During the exercise, athletes must have a weight load, without which the muscle corset will not develop. It can be obtained using simulators or free weights. We will find out what free weights are, how to apply them correctly during power training and what advantages they have.
It is possible to call free weights all that is not fixed and has at least some mass. The trajectory of the movement of such projectiles is determined exclusively by the biomechanics of the athlete’s body, and not by the capabilities of the simulator. In bodybuilding, dumbbells, giri, rods, as well as simple pancakes from it are used as their quality.
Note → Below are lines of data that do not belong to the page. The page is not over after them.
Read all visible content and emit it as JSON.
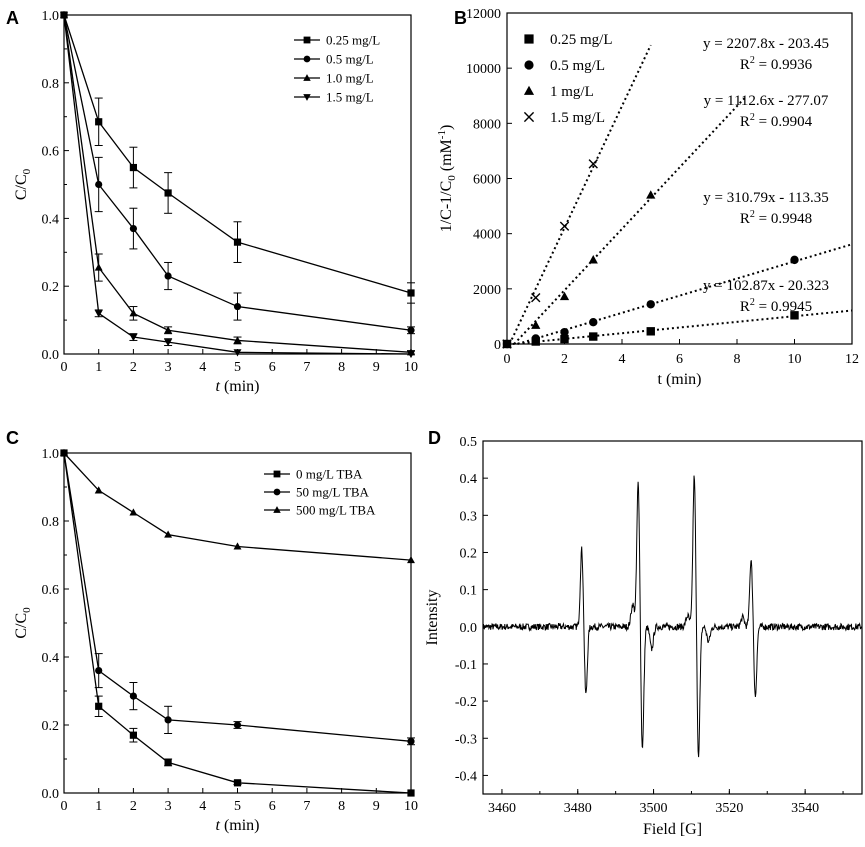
{
  "chart_data": [
    {
      "panel": "A",
      "type": "line",
      "xlabel_italic": "t",
      "xlabel_rest": " (min)",
      "ylabel": "C/C",
      "ylabel_sub": "0",
      "xlim": [
        0,
        10
      ],
      "ylim": [
        0,
        1.0
      ],
      "xticks": [
        0,
        1,
        2,
        3,
        4,
        5,
        6,
        7,
        8,
        9,
        10
      ],
      "yticks": [
        0.0,
        0.2,
        0.4,
        0.6,
        0.8,
        1.0
      ],
      "ytick_labels": [
        "0.0",
        "0.2",
        "0.4",
        "0.6",
        "0.8",
        "1.0"
      ],
      "series": [
        {
          "name": "0.25 mg/L",
          "marker": "square",
          "x": [
            0,
            1,
            2,
            3,
            5,
            10
          ],
          "y": [
            1.0,
            0.685,
            0.55,
            0.475,
            0.33,
            0.18
          ],
          "err": [
            0,
            0.07,
            0.06,
            0.06,
            0.06,
            0.03
          ]
        },
        {
          "name": "0.5 mg/L",
          "marker": "circle",
          "x": [
            0,
            1,
            2,
            3,
            5,
            10
          ],
          "y": [
            1.0,
            0.5,
            0.37,
            0.23,
            0.14,
            0.07
          ],
          "err": [
            0,
            0.08,
            0.06,
            0.04,
            0.04,
            0.01
          ]
        },
        {
          "name": "1.0 mg/L",
          "marker": "triangle",
          "x": [
            0,
            1,
            2,
            3,
            5,
            10
          ],
          "y": [
            1.0,
            0.255,
            0.12,
            0.07,
            0.04,
            0.005
          ],
          "err": [
            0,
            0.04,
            0.02,
            0.01,
            0.01,
            0.005
          ]
        },
        {
          "name": "1.5 mg/L",
          "marker": "triangle-down",
          "x": [
            0,
            1,
            2,
            3,
            5,
            10
          ],
          "y": [
            1.0,
            0.12,
            0.05,
            0.035,
            0.005,
            0.0
          ],
          "err": [
            0,
            0.01,
            0.01,
            0.01,
            0.0,
            0.0
          ]
        }
      ]
    },
    {
      "panel": "B",
      "type": "scatter",
      "xlabel": "t (min)",
      "ylabel_parts": [
        "1/C-1/C",
        "0",
        " (mM",
        "-1",
        ")"
      ],
      "xlim": [
        0,
        12
      ],
      "ylim": [
        0,
        12000
      ],
      "xticks": [
        0,
        2,
        4,
        6,
        8,
        10,
        12
      ],
      "yticks": [
        0,
        2000,
        4000,
        6000,
        8000,
        10000,
        12000
      ],
      "series": [
        {
          "name": "0.25 mg/L",
          "marker": "square",
          "x": [
            0,
            1,
            2,
            3,
            5,
            10
          ],
          "y": [
            0,
            90,
            180,
            270,
            460,
            1040
          ],
          "fit": {
            "slope": 102.87,
            "intercept": -20.323,
            "xmax": 12
          }
        },
        {
          "name": "0.5 mg/L",
          "marker": "circle",
          "x": [
            0,
            1,
            2,
            3,
            5,
            10
          ],
          "y": [
            0,
            200,
            430,
            790,
            1440,
            3050
          ],
          "fit": {
            "slope": 310.79,
            "intercept": -113.35,
            "xmax": 12
          }
        },
        {
          "name": "1 mg/L",
          "marker": "triangle",
          "x": [
            0,
            1,
            2,
            3,
            5
          ],
          "y": [
            0,
            680,
            1720,
            3050,
            5400
          ],
          "fit": {
            "slope": 1112.6,
            "intercept": -277.07,
            "xmax": 8.3
          }
        },
        {
          "name": "1.5 mg/L",
          "marker": "x",
          "x": [
            0,
            1,
            2,
            3
          ],
          "y": [
            0,
            1680,
            4270,
            6530
          ],
          "fit": {
            "slope": 2207.8,
            "intercept": -203.45,
            "xmax": 5
          }
        }
      ],
      "annotations": [
        {
          "eq": "y = 2207.8x - 203.45",
          "r2": "= 0.9936"
        },
        {
          "eq": "y = 1112.6x - 277.07",
          "r2": "= 0.9904"
        },
        {
          "eq": "y = 310.79x - 113.35",
          "r2": "= 0.9948"
        },
        {
          "eq": "y = 102.87x - 20.323",
          "r2": "= 0.9945"
        }
      ],
      "r2_prefix": "R",
      "r2_sup": "2"
    },
    {
      "panel": "C",
      "type": "line",
      "xlabel_italic": "t",
      "xlabel_rest": " (min)",
      "ylabel": "C/C",
      "ylabel_sub": "0",
      "xlim": [
        0,
        10
      ],
      "ylim": [
        0,
        1.0
      ],
      "xticks": [
        0,
        1,
        2,
        3,
        4,
        5,
        6,
        7,
        8,
        9,
        10
      ],
      "yticks": [
        0.0,
        0.2,
        0.4,
        0.6,
        0.8,
        1.0
      ],
      "ytick_labels": [
        "0.0",
        "0.2",
        "0.4",
        "0.6",
        "0.8",
        "1.0"
      ],
      "series": [
        {
          "name": "0 mg/L TBA",
          "marker": "square",
          "x": [
            0,
            1,
            2,
            3,
            5,
            10
          ],
          "y": [
            1.0,
            0.255,
            0.17,
            0.09,
            0.03,
            0.0
          ],
          "err": [
            0,
            0.03,
            0.02,
            0.01,
            0.005,
            0.0
          ]
        },
        {
          "name": "50 mg/L TBA",
          "marker": "circle",
          "x": [
            0,
            1,
            2,
            3,
            5,
            10
          ],
          "y": [
            1.0,
            0.36,
            0.285,
            0.215,
            0.2,
            0.152
          ],
          "err": [
            0,
            0.05,
            0.04,
            0.04,
            0.01,
            0.01
          ]
        },
        {
          "name": "500 mg/L TBA",
          "marker": "triangle",
          "x": [
            0,
            1,
            2,
            3,
            5,
            10
          ],
          "y": [
            1.0,
            0.89,
            0.825,
            0.76,
            0.725,
            0.685
          ],
          "err": [
            0,
            0,
            0,
            0,
            0,
            0
          ]
        }
      ]
    },
    {
      "panel": "D",
      "type": "line",
      "xlabel": "Field [G]",
      "ylabel": "Intensity",
      "xlim": [
        3455,
        3555
      ],
      "ylim": [
        -0.45,
        0.5
      ],
      "xticks": [
        3460,
        3480,
        3500,
        3520,
        3540
      ],
      "yticks": [
        -0.4,
        -0.3,
        -0.2,
        -0.1,
        0.0,
        0.1,
        0.2,
        0.3,
        0.4,
        0.5
      ],
      "ytick_labels": [
        "-0.4",
        "-0.3",
        "-0.2",
        "-0.1",
        "0.0",
        "0.1",
        "0.2",
        "0.3",
        "0.4",
        "0.5"
      ],
      "peaks": [
        {
          "center": 3481.6,
          "amp_max": 0.21,
          "amp_min": -0.185
        },
        {
          "center": 3496.5,
          "amp_max": 0.39,
          "amp_min": -0.335
        },
        {
          "center": 3511.3,
          "amp_max": 0.41,
          "amp_min": -0.35
        },
        {
          "center": 3526.3,
          "amp_max": 0.185,
          "amp_min": -0.19
        }
      ],
      "minor_features": [
        {
          "center": 3494.5,
          "amp": 0.06
        },
        {
          "center": 3499.5,
          "amp": -0.06
        },
        {
          "center": 3509.0,
          "amp": 0.03
        },
        {
          "center": 3514.5,
          "amp": -0.04
        },
        {
          "center": 3523.5,
          "amp": 0.025
        }
      ]
    }
  ],
  "panel_labels": [
    "A",
    "B",
    "C",
    "D"
  ]
}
Outside of power sports (in wellness fitness, in home training), weight-weighting devices are often used to fix on wrists or ankles. Weight vests can also be used to increase the load. At home, homemade bottles filled with water or sand are also used.
How to train correctly with free weights
Rules for performing power exercises with the use of free “iron”:
Before the first training, the athlete should study the technique of performing exercises – and it is better to do this with the coach. During their execution, account should be taken of the position of the body, the angle of inclination of its individual parts. It is important to know the correct amplitude and the optimal frequency of motion. Any technical error can result in serious injury. This is especially true of an excessively rotten back, a relaxed stomach, and cases where shells move by inertia.
- Thoughts should be focused on performing exercises. Each repetition should be monitored independantly to ensure that the technique is observed and the desired amplitude and frequency of movement are achieved. This is necessary to improve training efficiency and minimize injuries
For each type of exercise, you need to select the optimal weight. This is done empirically. It is necessary to choose such a mass of projectile that it is possible to carry out with it up to 7-12 repetitions. The optimal weight can be calculated using special calculators, starting from one repetition with the maximum weight.
Free weights are an excellent alternative to simulators. They develop athletic qualities, joint mobility, balance and pure power. But athletes note that the best result can be achieved only with a competent combination of both types of training: With simulators and with “iron”. Their alternation allows the stabilizing muscles to develop well and quickly gain mass.